How does one show if one function $u:[a,b]\to \mathbb{R}$ is measurable?
Using Schilling's methodology, I understand this as to show that $u$ is $\mathcal{A}/\mathcal{B}$ measurable (see Chapter 8), where $\mathcal{A}$ is a $\sigma$-algebra on $[a,b]$. To do this, one may show that, for example, $\{u<\alpha\}\in \mathcal{A}$ for all $\alpha\in \mathbb{R}$.
Is this automatically true, if $u$ were continuous on $[a,b]$?
Here is what I did,
$\{u<\alpha\}=\{x\in [a,b]:u(x)<\alpha\}=u^{-1}((-\infty,\alpha))$
Then the right hand side is open, because of continuity. But does it belong to $\mathcal{A}$?

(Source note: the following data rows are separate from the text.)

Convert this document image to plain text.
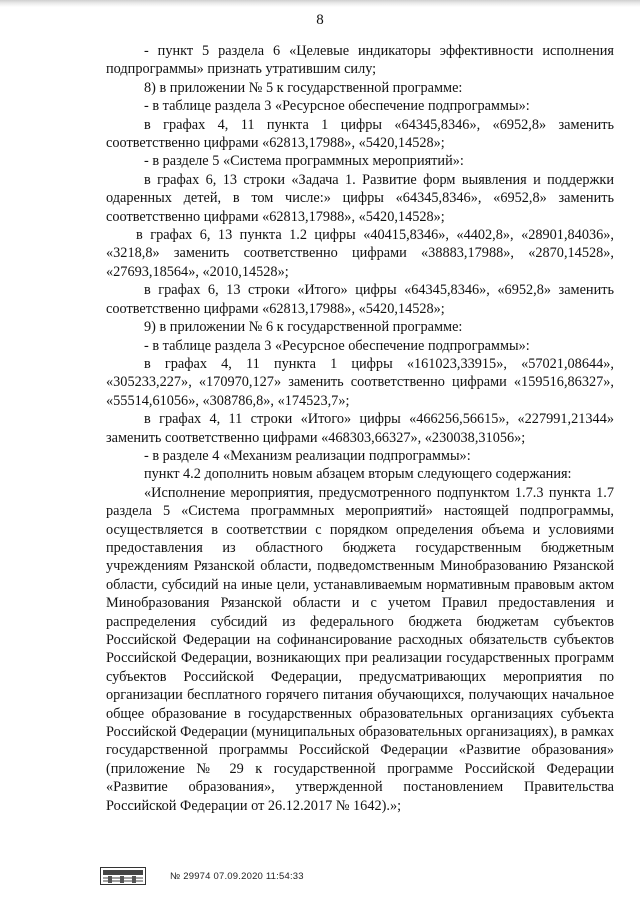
8

- пункт 5 раздела 6 «Целевые индикаторы эффективности исполнения подпрограммы» признать утратившим силу;

8) в приложении № 5 к государственной программе:

- в таблице раздела 3 «Ресурсное обеспечение подпрограммы»:

в графах 4, 11 пункта 1 цифры «64345,8346», «6952,8» заменить соответственно цифрами «62813,17988», «5420,14528»;

- в разделе 5 «Система программных мероприятий»:

в графах 6, 13 строки «Задача 1. Развитие форм выявления и поддержки одаренных детей, в том числе:» цифры «64345,8346», «6952,8» заменить соответственно цифрами «62813,17988», «5420,14528»;

в графах 6, 13 пункта 1.2 цифры «40415,8346», «4402,8», «28901,84036», «3218,8» заменить соответственно цифрами «38883,17988», «2870,14528», «27693,18564», «2010,14528»;

в графах 6, 13 строки «Итого» цифры «64345,8346», «6952,8» заменить соответственно цифрами «62813,17988», «5420,14528»;

9) в приложении № 6 к государственной программе:

- в таблице раздела 3 «Ресурсное обеспечение подпрограммы»:

в графах 4, 11 пункта 1 цифры «161023,33915», «57021,08644», «305233,227», «170970,127» заменить соответственно цифрами «159516,86327», «55514,61056», «308786,8», «174523,7»;

в графах 4, 11 строки «Итого» цифры «466256,56615», «227991,21344» заменить соответственно цифрами «468303,66327», «230038,31056»;

- в разделе 4 «Механизм реализации подпрограммы»:

пункт 4.2 дополнить новым абзацем вторым следующего содержания:

«Исполнение мероприятия, предусмотренного подпунктом 1.7.3 пункта 1.7 раздела 5 «Система программных мероприятий» настоящей подпрограммы, осуществляется в соответствии с порядком определения объема и условиями предоставления из областного бюджета государственным бюджетным учреждениям Рязанской области, подведомственным Минобразованию Рязанской области, субсидий на иные цели, устанавливаемым нормативным правовым актом Минобразования Рязанской области и с учетом Правил предоставления и распределения субсидий из федерального бюджета бюджетам субъектов Российской Федерации на софинансирование расходных обязательств субъектов Российской Федерации, возникающих при реализации государственных программ субъектов Российской Федерации, предусматривающих мероприятия по организации бесплатного горячего питания обучающихся, получающих начальное общее образование в государственных образовательных организациях субъекта Российской Федерации (муниципальных образовательных организациях), в рамках государственной программы Российской Федерации «Развитие образования» (приложение № 29 к государственной программе Российской Федерации «Развитие образования», утвержденной постановлением Правительства Российской Федерации от 26.12.2017 № 1642).»;

№ 29974 07.09.2020 11:54:33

Another question is, no sure if it is relevant, what if $u$ were not continuous on $[a,b]$?
Consider 2 examples:
(1) $\mathcal{A}=\sigma\{[a,(a+b)/2),[(a+b)/2,b]\}$ and $u(x)=x$ ($u$ is not $(\mathcal{A},\mathcal{B}_{\mathbb{R}})$-measurable).
(2) $\mathcal{A}$ is the Borel $\sigma$-algebra (i.e. generated from open sets) and $u$ is continuous ($u$ is $(\mathcal{A},\mathcal{B}_{\mathbb{R}})$-measurable according to your argument).
Regarding your second question, there are discontinuous functions that are measurable w.r.t. $\mathcal{A}$ in (1), e.g. $u(x)=1_{[a,(a+b)/2)}(x)$, and there exist functions that are not measurable w.r.t. $\mathcal{A}$ in (2) (which is much larger), e.g. $u(x)=1_N(x)$, where $N$ is a non-Borel set in $[a,b]$.